Question

Three masses $200\,\text{kg}$, $300\,\text{kg}$ and $400\,\text{kg}$ are placed at the vertices of an equilateral triangle of side $20\,\text{m}$. They are rearranged on the vertices of a bigger triangle of side $25\,\text{m}$ with the same centre. The work done in this process is ___ J.
(Gravitational constant $G = 6.7 \times 10^{-11}\,\text{N m}^2\text{kg}^{-2}$)

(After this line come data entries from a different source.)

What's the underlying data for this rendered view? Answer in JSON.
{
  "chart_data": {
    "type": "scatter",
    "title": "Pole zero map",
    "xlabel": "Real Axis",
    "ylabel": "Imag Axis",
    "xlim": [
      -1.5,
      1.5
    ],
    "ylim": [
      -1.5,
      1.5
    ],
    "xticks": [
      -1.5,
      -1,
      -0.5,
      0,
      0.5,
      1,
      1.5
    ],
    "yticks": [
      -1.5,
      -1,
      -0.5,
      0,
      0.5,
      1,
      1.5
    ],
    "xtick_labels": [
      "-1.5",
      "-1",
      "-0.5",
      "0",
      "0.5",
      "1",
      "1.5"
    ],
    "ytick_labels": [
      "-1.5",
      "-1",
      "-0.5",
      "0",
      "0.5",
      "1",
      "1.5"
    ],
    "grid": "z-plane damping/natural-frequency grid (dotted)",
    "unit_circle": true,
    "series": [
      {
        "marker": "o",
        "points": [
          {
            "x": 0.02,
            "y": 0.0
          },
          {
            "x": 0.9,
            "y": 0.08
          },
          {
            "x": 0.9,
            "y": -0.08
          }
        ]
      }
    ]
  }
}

• A. $9.86 \times 10^{-6}$
• B. $2.85 \times 10^{-7}$
• C. $4.77 \times 10^{-7}$
• D. $1.74 \times 10^{-7}$

Hint:

Work done in rearranging masses against gravity equals the change in gravitational potential energy of the system.

Answer 1

The Correct Option is D

To determine the work done in rearranging the masses on the vertices of a larger equilateral triangle, we have to calculate the change in gravitational potential energy. The formula for gravitational potential energy between two masses is given by:

\(U = -\frac{G \cdot m_1 \cdot m_2}{r}\)

where \(G\) is the gravitational constant, \(m_1\) and \(m_2\) are the masses, and \(r\) is the distance between the masses.

First, we need to calculate the initial potential energy when masses are placed at the vertices of the smaller triangle with side \(20 \, \text{m}\). The initial gravitational potential energy, \(U_i\), can be calculated by summing the potential energies for each unique pair of masses:

• Masses at vertices: \(200 \, \text{kg}, 300 \, \text{kg}, 400 \, \text{kg}\)
• Distance between each pair: \(r = 20 \, \text{m}\)

The initial potential energy is:

\(U_i = - \left( \frac{G \times 200 \times 300}{20} + \frac{G \times 300 \times 400}{20} + \frac{G \times 400 \times 200}{20} \right)\)

Substitute the values:

\(U_i = - \left( \frac{6.7 \times 10^{-11} \times 200 \times 300}{20} + \frac{6.7 \times 10^{-11} \times 300 \times 400}{20} + \frac{6.7 \times 10^{-11} \times 400 \times 200}{20} \right)\)

Calculating the individual terms:

• \(\text{First pair: } \frac{G \times 200 \times 300}{20} = 2.01 \times 10^{-7} \, \text{J}\)
• \(\text{Second pair: } \frac{G \times 300 \times 400}{20} = 4.02 \times 10^{-7} \, \text{J}\)
• \(\text{Third pair: } \frac{G \times 400 \times 200}{20} = 2.68 \times 10^{-7} \, \text{J}\)

Sum of the initial potential energies:

\(U_i = -(2.01 \times 10^{-7} + 4.02 \times 10^{-7} + 2.68 \times 10^{-7}) = -8.71 \times 10^{-7} \, \text{J}\)

Now calculate the potential energy when the masses are on a larger triangle with side \(25 \, \text{m}\). The new gravitational potential energy, \(U_f\), is given by:

\(U_f = - \left( \frac{G \times 200 \times 300}{25} + \frac{G \times 300 \times 400}{25} + \frac{G \times 400 \times 200}{25} \right)\)

Substitute the values:

\(U_f = - \left( \frac{6.7 \times 10^{-11} \times 200 \times 300}{25} + \frac{6.7 \times 10^{-11} \times 300 \times 400}{25} + \frac{6.7 \times 10^{-11} \times 400 \times 200}{25} \right)\)

Calculating the individual terms:

• \(\text{First pair: } \frac{G \times 200 \times 300}{25} = 1.61 \times 10^{-7} \, \text{J}\)
• \(\text{Second pair: } \frac{G \times 300 \times 400}{25} = 3.22 \times 10^{-7} \, \text{J}\)
• \(\text{Third pair: } \frac{G \times 400 \times 200}{25} = 2.15 \times 10^{-7} \, \text{J}\)

Sum of the final potential energies:

\(U_f = -(1.61 \times 10^{-7} + 3.22 \times 10^{-7} + 2.15 \times 10^{-7}) = -6.98 \times 10^{-7} \, \text{J}\)

The work done in rearranging the masses is the difference in potential energies:

\(\Delta U = U_f - U_i = -6.98 \times 10^{-7} + 8.71 \times 10^{-7} = 1.73 \times 10^{-7} \, \text{J}\)

Thus, the correct answer is \(1.73 \times 10^{-7} \, \text{J}\).